Sur ce, cher critique, permettez-moi d’écrire ici un nom qu’on chercherait à bon droit et qu’on ne trouverait pas dans mon premier volume ; le nom de Leigh Hunt, absent de ce volume parce qu’au commencement de 1859 l’Inévitable n’étant pas encore venu sommer ce poète de le suivre, j’avais dû placer son nom parmi les poètes vivants. Je choisis de préférence le morceau qui suit, ce morceau ayant obtenu les suffrages de Leigh Hunt dont le nom restera cher aux lettres.

HUNT (LEIGH).


Né le 19 Octobre 1786 — Mort le 28 Août 1859.


Abou-Zeid-Ben-Adhem et l’Ange.


ABou-Zeid-Ben-Adhem, (sa tribu se prolonge !)
Une nuit s’éveilla de la paix d’un doux songe,
Et vit, au clair de lune éclairant ses lambris,
Et leur donnant l’éclat et la blancheur des lis,
Un bel Ange écrivant les immortelles pages
D’un livre d’or. Adhem, le plus Sage des Sages
Avait la paix du cœur qui rend audacieux :
« Qu’écris-tu là ? » dit-il au messager des cieux.
Au son de cette voix l’Esprit leva la tête,
Et d’un regard divin accueillant la requête :
« J’inscris, » dit-il, « le nom de chaque serviteur
Qui fait profession d’adorer le Seigneur.
Adhem de demander : « Mon nom est-il du nombre ? »
« Non, je ne le vois pas ! » répondit soudain l’Ombre.
« Eh bien ! » reprit Adhem, d’un ton plus bas, mais doux,
« Eh bien ! inscris mon nom, et, soit dit entre nous,
Note-moi, comme un homme, ami de tous ses frères,
Et prêt à soulager en tous temps leurs misères ! »

L’Ange écrivit, et puis s’en fut. Après le jour
Vint la nuit ; et d’Adhem de nouveau le séjour
S’éclaira cette fois d’un faisceau de lumière…
Le livre d’or parut-sur sa page première
Étincelait ce nom comme un rayon de feu :
Abou-Zeid-Ben-Adhem, le favori de Dieu !


Et maintenant il ne me reste plus qu’un devoir à remplir c’est de mettre sous les yeux de ceux qui me lisent cette strophe que je sais, grâce à mon honorable ami Monsieur Garcin de Tassy, que le poète Saudi[4] plaçait en 655 (1257) à la tête de son poème « Le Boston : »

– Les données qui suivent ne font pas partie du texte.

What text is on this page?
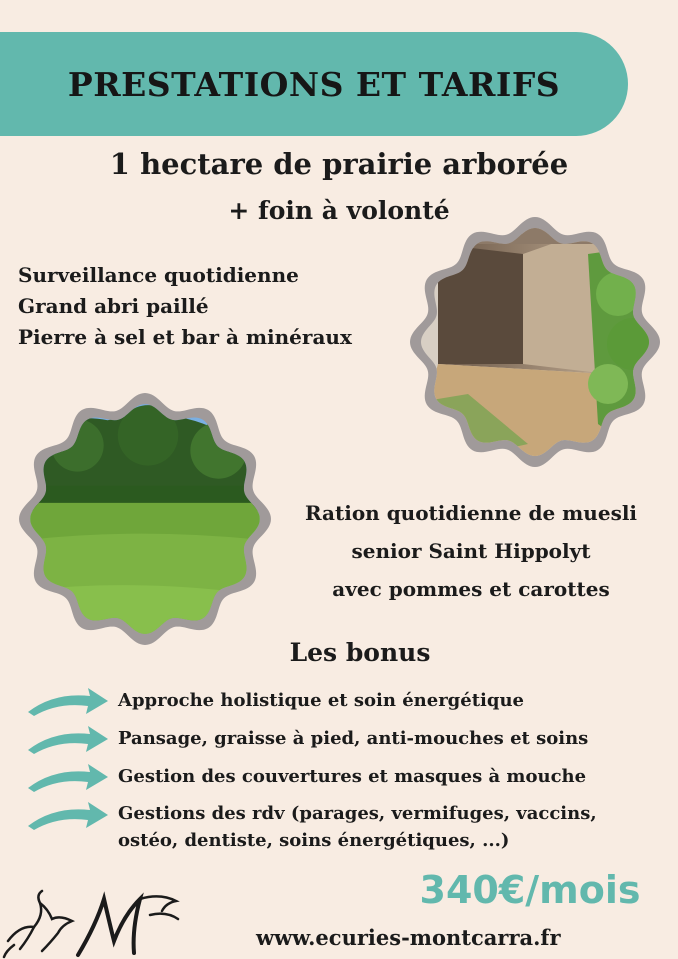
PRESTATIONS ET TARIFS
1 hectare de prairie arborée
+ foin à volonté
Surveillance quotidienne
Grand abri paillé
Pierre à sel et bar à minéraux
Ration quotidienne de muesli
senior Saint Hippolyt
avec pommes et carottes
Les bonus
Approche holistique et soin énergétique
Pansage, graisse à pied, anti-mouches et soins
Gestion des couvertures et masques à mouche
Gestions des rdv (parages, vermifuges, vaccins,
ostéo, dentiste, soins énergétiques, ...)
340€/mois
www.ecuries-montcarra.fr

« Ô toi qui es sage et d’un heureux naturel, sache que je n’ai jamais ouï dire qu’un homme d’esprit s’évertuât à découvrir des imperfections dans autrui. Quoique la pelisse soit de soie ou même de brocart, elle ne saurait se passer d’une ouate de simple coton. Si tu ne trouves pas d’étoffe de soie pour ta pelisse, ne sois pas en colère, mais contente-toi de bonne grâce de la ouate. Je ne tire pas vanité du capital de mon mérite : en bon derviche j’avance la main pour mendier. On dit qu’au jour de la Crainte et de l’Espérance (le jour de la Résurrection), Dieu dans sa générosité pardonnera aux méchants en faveur des bons. Toi, aussi, lecteur, si tu trouves quelque chose de répréhensible dans mon discours, imite la bienveillance du Créateur du monde. Si sur mille de mes vers un seul te paraît heureux, en bien ! au nom de ta générosité, ne cherche pas à me déprécier. »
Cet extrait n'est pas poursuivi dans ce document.